Le service de Multi-Boulot est gratuit pour les victimes de la pyrrhotite.

Les anges gardiens des victimes de la pyrrhotite

Devoir vider complètement son sous-sol et défaire tout l'aménagement paysager autour de la maison, pavé uni compris, en préparationà la démolition des fondations est une tâche longue et pénible à vivre.
Pas étonnant que les gens de Multi-Boulot, qui font ce travail gratuitement pour les victimes de la pyrrhotite, à Trois-Rivières, soient accueillis en amis, voire en sauveurs.
Luc Boucher, le chef des équipes de Multi-Boulot, s'attendait, au début, à entrer chez des gens déprimés face à leur situation. «Au contraire. On dirait que le choc est absorbé et quand on arrive, ils sont contents», dit-il.
«Il y a une dame qui s'est exclamée, en nous voyant arriver: Je vous aime!
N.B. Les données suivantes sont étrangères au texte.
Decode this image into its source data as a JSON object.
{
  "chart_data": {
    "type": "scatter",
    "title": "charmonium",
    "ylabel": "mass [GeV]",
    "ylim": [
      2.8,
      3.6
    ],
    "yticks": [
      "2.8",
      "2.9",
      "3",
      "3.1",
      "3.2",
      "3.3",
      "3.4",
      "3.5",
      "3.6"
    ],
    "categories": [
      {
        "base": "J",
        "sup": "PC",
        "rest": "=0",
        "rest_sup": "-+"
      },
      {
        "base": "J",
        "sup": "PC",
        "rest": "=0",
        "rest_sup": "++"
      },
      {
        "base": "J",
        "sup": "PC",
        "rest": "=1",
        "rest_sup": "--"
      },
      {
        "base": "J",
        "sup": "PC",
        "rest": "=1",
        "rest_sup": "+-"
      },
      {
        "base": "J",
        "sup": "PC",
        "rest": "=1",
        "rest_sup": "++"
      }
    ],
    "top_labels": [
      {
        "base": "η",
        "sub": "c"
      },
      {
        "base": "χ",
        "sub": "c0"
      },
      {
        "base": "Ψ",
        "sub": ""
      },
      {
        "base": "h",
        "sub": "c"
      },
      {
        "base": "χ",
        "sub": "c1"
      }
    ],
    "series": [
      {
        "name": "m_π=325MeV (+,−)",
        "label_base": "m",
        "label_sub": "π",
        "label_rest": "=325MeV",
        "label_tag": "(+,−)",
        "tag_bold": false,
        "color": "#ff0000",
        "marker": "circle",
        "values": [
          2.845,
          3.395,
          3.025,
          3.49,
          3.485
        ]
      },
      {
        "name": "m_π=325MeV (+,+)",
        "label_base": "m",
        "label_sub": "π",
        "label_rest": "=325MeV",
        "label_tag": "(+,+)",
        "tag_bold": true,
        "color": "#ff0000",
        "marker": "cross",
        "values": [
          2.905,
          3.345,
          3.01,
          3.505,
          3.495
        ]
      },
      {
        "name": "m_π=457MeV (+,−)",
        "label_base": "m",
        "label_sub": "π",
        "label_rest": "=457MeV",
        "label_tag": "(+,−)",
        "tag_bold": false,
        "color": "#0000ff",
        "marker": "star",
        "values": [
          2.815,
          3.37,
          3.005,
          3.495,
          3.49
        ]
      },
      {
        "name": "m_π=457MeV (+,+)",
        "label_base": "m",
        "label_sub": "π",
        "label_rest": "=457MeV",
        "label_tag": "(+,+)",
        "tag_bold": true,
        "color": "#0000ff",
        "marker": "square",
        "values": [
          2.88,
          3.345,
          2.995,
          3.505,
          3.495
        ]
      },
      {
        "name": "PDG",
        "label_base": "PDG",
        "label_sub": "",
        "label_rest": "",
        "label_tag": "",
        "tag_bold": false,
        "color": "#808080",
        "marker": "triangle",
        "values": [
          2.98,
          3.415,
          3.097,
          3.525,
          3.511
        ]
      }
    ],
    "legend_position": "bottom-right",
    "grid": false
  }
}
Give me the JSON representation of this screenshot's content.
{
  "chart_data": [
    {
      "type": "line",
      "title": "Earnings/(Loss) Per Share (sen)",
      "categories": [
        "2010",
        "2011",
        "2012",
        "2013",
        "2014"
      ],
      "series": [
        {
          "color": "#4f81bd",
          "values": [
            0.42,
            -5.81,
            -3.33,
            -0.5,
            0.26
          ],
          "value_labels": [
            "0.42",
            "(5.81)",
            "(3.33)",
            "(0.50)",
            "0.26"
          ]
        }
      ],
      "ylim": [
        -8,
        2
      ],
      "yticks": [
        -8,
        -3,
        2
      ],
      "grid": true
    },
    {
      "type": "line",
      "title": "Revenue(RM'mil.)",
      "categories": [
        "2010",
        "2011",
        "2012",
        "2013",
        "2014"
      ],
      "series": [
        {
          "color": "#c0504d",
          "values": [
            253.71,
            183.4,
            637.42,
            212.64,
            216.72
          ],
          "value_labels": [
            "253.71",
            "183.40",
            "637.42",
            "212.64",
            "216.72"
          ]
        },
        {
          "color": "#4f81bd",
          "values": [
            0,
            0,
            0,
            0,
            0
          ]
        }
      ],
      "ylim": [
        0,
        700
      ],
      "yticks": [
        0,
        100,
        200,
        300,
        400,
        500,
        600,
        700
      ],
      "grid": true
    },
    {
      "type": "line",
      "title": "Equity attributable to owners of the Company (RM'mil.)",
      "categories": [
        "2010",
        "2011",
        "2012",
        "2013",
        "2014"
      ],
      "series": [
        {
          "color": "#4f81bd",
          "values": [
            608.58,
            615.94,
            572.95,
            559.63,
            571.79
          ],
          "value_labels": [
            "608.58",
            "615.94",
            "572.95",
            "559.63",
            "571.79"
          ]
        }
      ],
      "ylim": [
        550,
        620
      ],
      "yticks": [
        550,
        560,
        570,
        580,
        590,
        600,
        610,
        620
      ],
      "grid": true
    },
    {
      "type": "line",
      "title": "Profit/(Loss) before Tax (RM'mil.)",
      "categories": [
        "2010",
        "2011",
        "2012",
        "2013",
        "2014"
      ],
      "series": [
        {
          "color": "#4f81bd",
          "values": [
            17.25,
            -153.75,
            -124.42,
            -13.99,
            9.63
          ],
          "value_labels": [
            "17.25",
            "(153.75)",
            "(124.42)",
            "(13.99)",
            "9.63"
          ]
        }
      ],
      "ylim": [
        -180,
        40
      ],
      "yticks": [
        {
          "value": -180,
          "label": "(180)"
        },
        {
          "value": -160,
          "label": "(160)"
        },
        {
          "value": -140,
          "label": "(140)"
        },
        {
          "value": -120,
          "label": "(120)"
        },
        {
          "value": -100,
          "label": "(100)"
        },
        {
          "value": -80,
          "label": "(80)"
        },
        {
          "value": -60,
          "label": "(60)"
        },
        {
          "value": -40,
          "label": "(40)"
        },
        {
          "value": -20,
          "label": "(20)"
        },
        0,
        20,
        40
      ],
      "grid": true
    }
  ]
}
Je vous aime! On se fait gâter. Ils nous demandent si l'on veut de l'eau, des boissons gazeuses, des gâteaux ou des biscuits», raconte-t-il en riant. Et non, les équipes n'ont pas pris de poids malgré toutes ces gâteries, «pas après avoir sorti quelques réfrigérateurs», précise M. Boucher.
C'est que souvent, les victimes de la pyrrhotite n'ont ni le temps et encore moins l'énergie de vider complètement le sous-sol.«Ils se demandent comment on va faire pour tout vider. Mais on commence à être habitué. Nous, on le vide et ce n'est pas long», dit-il.
«On fait faire des évaluations après chaque cas de pyrrhotite où nous intervenons pour voir si le client est satisfait et voir si tout s'est bien passé et souvent, les gens vont marquer des mots sur l'évaluation comme: équipe merveilleuse; les meilleurs gars au monde; super efficaces et très gentils; respectueux; au-delà de mes attentes», raconte Mélanie Cossette, directrice générale de Multi-Boulot.
En prime, les victimes de la pyrrhotite ne paient pas pour obtenir ce service qui représente 7 heures de travail et le soutien de trois employés.
L'aide aux victimes de la pyrrhotite est en effet issue d'une entente entre la Ville de Trois-Rivières, l'entreprise sans but lucratif Multi-Boulot et ÉCOF-CDEC. C'est la Ville qui paie pour le service. Multi-Boulot offre les «bras» tandis qu'ÉCOF-CDEC fait la coordination et le lien entre les victimes et Multi-Boulot.
C'est Malka Roy, responsable du Centre de coordination et d'information sur la pyrrhotite, qui représente le tout premier contact des victimes avec le service d'aide Multi-Boulot. Mme Roy, qu'il faut contacter au 819 372-7482, a aussi pour mission d'aiguiller les victimes vers les étapes qu'elles devront franchir et les services auxquels elles peuvent recourir tout au long de leur épreuve.
«Multi-Boulot n'a pas le temps de gérer toutes les prises de rendez-vous. Ça passe par moi. Les gens m'appellent. J'évalue les besoins avec eux et en fonction de ça, on essaie d'y répondre», explique Mme Roy. Souvent, elle doit se déplacer chez les gens. On regarde, le sous-sol,le garage et l'extérieur. On regarde vraiment tout ce qui doit être fait avant les travaux. Je leur explique les services et on essaie d'évaluer si c'est mieux d'utiliser les services de Multi-Boulot avant les travaux ou après», explique-t-elle.
Étant donné que les gens ont droit à 7 heures gratuites de travaux, «beaucoup choisissent d'utiliser 3 h 30 avant les travaux et 3 h 30 après», ajoute Mme Roy.
Cette dernière estime que d'ici la fin de 2014, environ 150 propriétaires victimes de la pyrrhotite auront eu recours au service depuis 2012.
En 2012, 35 personnes ont fait appel au Centre de coordination, 51 en 2013 et 21 depuis le début de 2014. La prochaine vague de réparations est prévue pour le mois d'août et viendra gonfler ce nombre.
C'est le déplacement des meubles qui représente le service le plus utilisé. Des services d'emballage et de déballage ainsi que de ménage sont aussi offerts par Multi-Boulot.